Ludwig ahnte, was nun kommen sollte. Doch sein Blick zeigte weiter Offenheit.

»Ihr wollt euch verloben, habe ich recht, aber sagt mir nicht, es sei cette terrible Lieutenant prussien, dieser Pannwitz!«

»Nein, im Gegenteil … es ist Karl.«

Ludwig schien leicht zu wanken.

»Karl Marx?«

»Ja, ich habe ihn nicht nur lieb, ich liebe ihn wie keinen anderen.«

Der drahtige Pensionär musste sich jetzt tatsächlich setzen. Auf der Stirn bildeten sich Falten.

»Dann doch lieber den Prussien.«

»Papa, was sagt Ihr da?«

»Karl ist zu jung für dich.«

»Also ich zu alt!«

Jenny musste jetzt eine Inszenierung bringen, sonst war alles zu spät.
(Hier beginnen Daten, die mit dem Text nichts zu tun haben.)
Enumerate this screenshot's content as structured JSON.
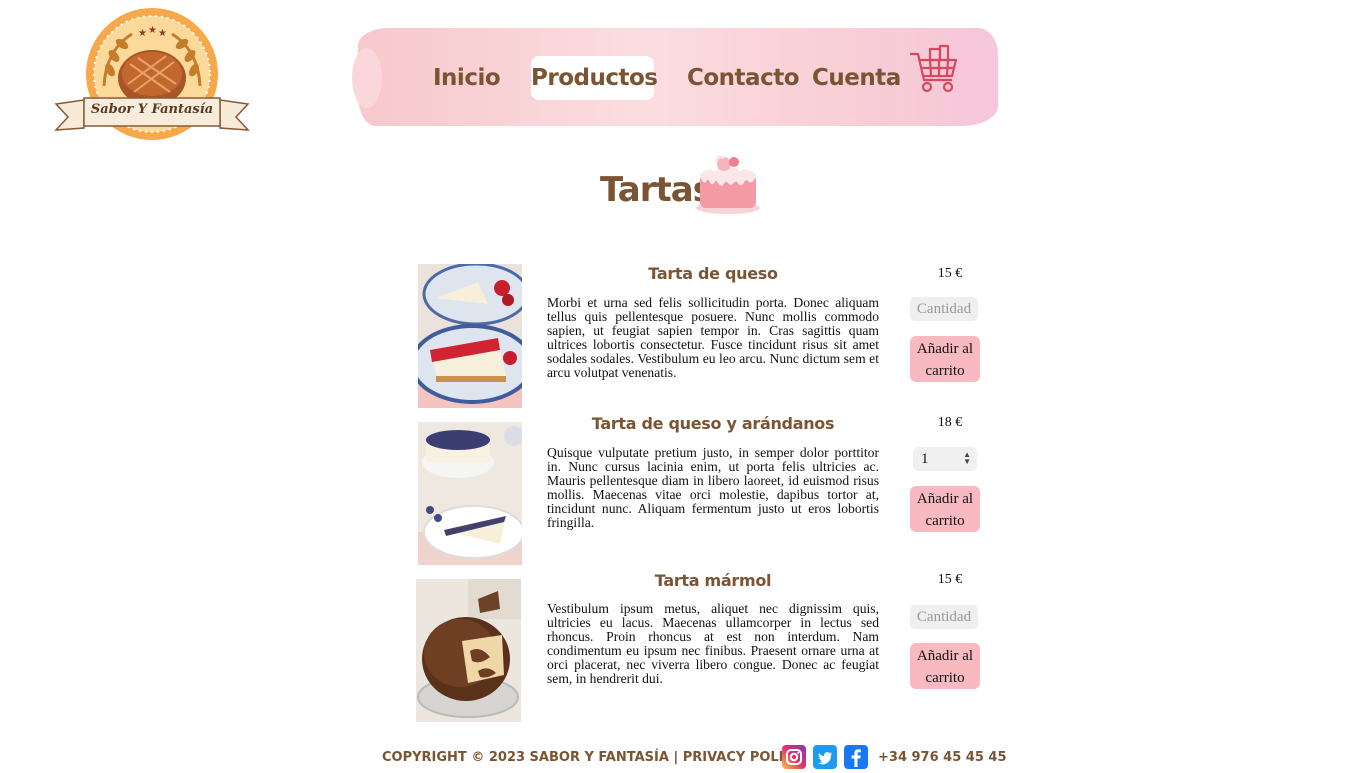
{
  "brand": {
    "logo_text": "Sabor Y Fantasía"
  },
  "nav": {
    "items": [
      {
        "label": "Inicio"
      },
      {
        "label": "Productos"
      },
      {
        "label": "Contacto"
      },
      {
        "label": "Cuenta"
      }
    ],
    "active": "Productos",
    "cart_icon": "shopping-cart-icon"
  },
  "section": {
    "title": "Tartas",
    "icon": "cake-icon"
  },
  "products": [
    {
      "name": "Tarta de queso",
      "description": "Morbi et urna sed felis sollicitudin porta. Donec aliquam tellus quis pellentesque posuere. Nunc mollis commodo sapien, ut feugiat sapien tempor in. Cras sagittis quam ultrices lobortis consectetur. Fusce tincidunt risus sit amet sodales sodales. Vestibulum eu leo arcu. Nunc dictum sem et arcu volutpat venenatis.",
      "price": "15 €",
      "quantity_placeholder": "Cantidad",
      "quantity_value": "",
      "add_label_line1": "Añadir al",
      "add_label_line2": "carrito"
    },
    {
      "name": "Tarta de queso y arándanos",
      "description": "Quisque vulputate pretium justo, in semper dolor porttitor in. Nunc cursus lacinia enim, ut porta felis ultricies ac. Mauris pellentesque diam in libero laoreet, id euismod risus mollis. Maecenas vitae orci molestie, dapibus tortor at, tincidunt nunc. Aliquam fermentum justo ut eros lobortis fringilla.",
      "price": "18 €",
      "quantity_placeholder": "Cantidad",
      "quantity_value": "1",
      "add_label_line1": "Añadir al",
      "add_label_line2": "carrito"
    },
    {
      "name": "Tarta mármol",
      "description": "Vestibulum ipsum metus, aliquet nec dignissim quis, ultricies eu lacus. Maecenas ullamcorper in lectus sed rhoncus. Proin rhoncus at est non interdum. Nam condimentum eu ipsum nec finibus. Praesent ornare urna at orci placerat, nec viverra libero congue. Donec ac feugiat sem, in hendrerit dui.",
      "price": "15 €",
      "quantity_placeholder": "Cantidad",
      "quantity_value": "",
      "add_label_line1": "Añadir al",
      "add_label_line2": "carrito"
    }
  ],
  "footer": {
    "copyright": "COPYRIGHT © 2023 SABOR Y FANTASÍA | PRIVACY POLICY",
    "social": [
      {
        "icon": "instagram-icon",
        "color": "#c2377e"
      },
      {
        "icon": "twitter-icon",
        "color": "#1d9bf0"
      },
      {
        "icon": "facebook-icon",
        "color": "#1877f2"
      }
    ],
    "phone": "+34 976 45 45 45"
  },
  "colors": {
    "brand_brown": "#7a5433",
    "nav_pink": "#f9d0d4",
    "button_pink": "#f8b9c0",
    "logo_orange": "#f5a94a"
  }
}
Sie warf sich vor ihren Vater auf den Boden, es rauschte mächtig, und ließ die Tränen fließen.

»Er ist der Einzige, er oder keiner.«

»Bei aller Freundschaft«, Ludwig wurde ernst, »die Marxens sind arme Schlucker.« Er erschrak über sich selbst: »Non, ça ne va pas, mais sagen wir, sie sind nicht besonders begütert und wir auch nicht und wer weiß, ob Karl je den Beruf des Anwalts ergreift wie sein teurer Vater … Jetzt ist er jedenfalls ein armer Studiosus … der, so sagt man mir – von Heinrich habe ich es nicht, er lässt ja nichts heraus –, Geld verbrauche wie andere Bier.«

Jennys Schluchzen wurde heftiger.

Louise unterbrach die entscheidende Szene und brachte nochmals Lait de poule, verquirlte Eier, das Kompott mit Brandy und Austern.
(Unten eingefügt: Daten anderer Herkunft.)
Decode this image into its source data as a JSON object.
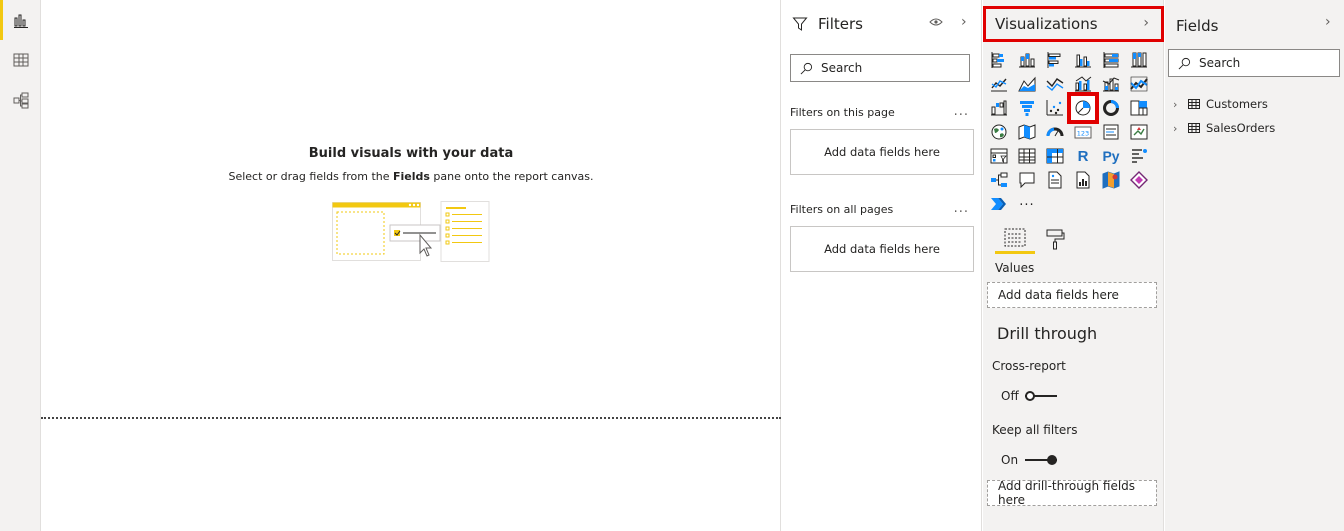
{
  "rail": {
    "items": [
      {
        "name": "report-view",
        "icon": "bar-chart-icon",
        "active": true
      },
      {
        "name": "data-view",
        "icon": "table-icon",
        "active": false
      },
      {
        "name": "model-view",
        "icon": "model-icon",
        "active": false
      }
    ]
  },
  "canvas": {
    "empty_title": "Build visuals with your data",
    "empty_desc_pre": "Select or drag fields from the ",
    "empty_desc_bold": "Fields",
    "empty_desc_post": " pane onto the report canvas."
  },
  "filters": {
    "title": "Filters",
    "search_placeholder": "Search",
    "on_page_label": "Filters on this page",
    "on_page_well": "Add data fields here",
    "all_pages_label": "Filters on all pages",
    "all_pages_well": "Add data fields here",
    "more": "..."
  },
  "visualizations": {
    "title": "Visualizations",
    "selected_icon": "pie-chart-icon",
    "icons": [
      "stacked-bar-icon",
      "stacked-column-icon",
      "clustered-bar-icon",
      "clustered-column-icon",
      "100-stacked-bar-icon",
      "100-stacked-column-icon",
      "line-chart-icon",
      "area-chart-icon",
      "stacked-area-icon",
      "line-clustered-column-icon",
      "line-stacked-column-icon",
      "ribbon-chart-icon",
      "waterfall-icon",
      "funnel-icon",
      "scatter-icon",
      "pie-chart-icon",
      "donut-icon",
      "treemap-icon",
      "map-icon",
      "filled-map-icon",
      "gauge-icon",
      "card-icon",
      "multi-row-card-icon",
      "kpi-icon",
      "slicer-icon",
      "table-icon",
      "matrix-icon",
      "r-visual-icon",
      "python-visual-icon",
      "key-influencers-icon",
      "decomposition-tree-icon",
      "qa-icon",
      "smart-narrative-icon",
      "paginated-report-icon",
      "arcgis-map-icon",
      "power-apps-icon",
      "power-automate-icon",
      "more-visuals-icon"
    ],
    "text_r": "R",
    "text_py": "Py",
    "text_more": "...",
    "values_label": "Values",
    "values_well": "Add data fields here",
    "drill_title": "Drill through",
    "cross_report_label": "Cross-report",
    "cross_report_state": "Off",
    "keep_filters_label": "Keep all filters",
    "keep_filters_state": "On",
    "drill_well": "Add drill-through fields here"
  },
  "fields": {
    "title": "Fields",
    "search_placeholder": "Search",
    "tables": [
      "Customers",
      "SalesOrders"
    ]
  },
  "colors": {
    "accent": "#f2c811",
    "highlight": "#e00000",
    "pane_bg": "#f3f2f1"
  }
}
Sie schob dabei Tussy grob zur Seite und flößte, ihre Brüste weit vorgebeugt zum General, ihm die geile Mischung ein, sodass der beim Schlucken – auch ohne Brille – tiefe Einblicke bekam. Der General würde dann sehr bald, betäubt mit bestem Brandy, einschlafen.

»Die Zeit ist um!«

Tussy nahm ihre Taschenuhr, klappte sie auf. »Nein, noch 10 Minuten.«

›Dieses miese Weibsstück‹, dachte Louise, ›nicht nur, dass sie sich Männerutensilien aneignet, sie soll sogar rauchen, und zwar so dicke und teure Zigarren wie der alte General, sondern sie hat auch den Befehlston von Männern drauf.‹

Und prompt verhielt sich Tussy so: »Danach können Sie mir mein Zimmer richten.«

Louise war auf 180. Der General fertig mit Schlucken und Gucken. Früher hätte er zugegriffen, und die Frauenzimmer damals hatten sich auch gern von ihm greifen lassen. Aber jetzt, mit 70 eine 30jährige? Lächerlich! Schon wirkten der Brandy und das Ei. Die Austern schwammen längst im Magen und er wusste, dass er gleich wohlig wegdösen würde.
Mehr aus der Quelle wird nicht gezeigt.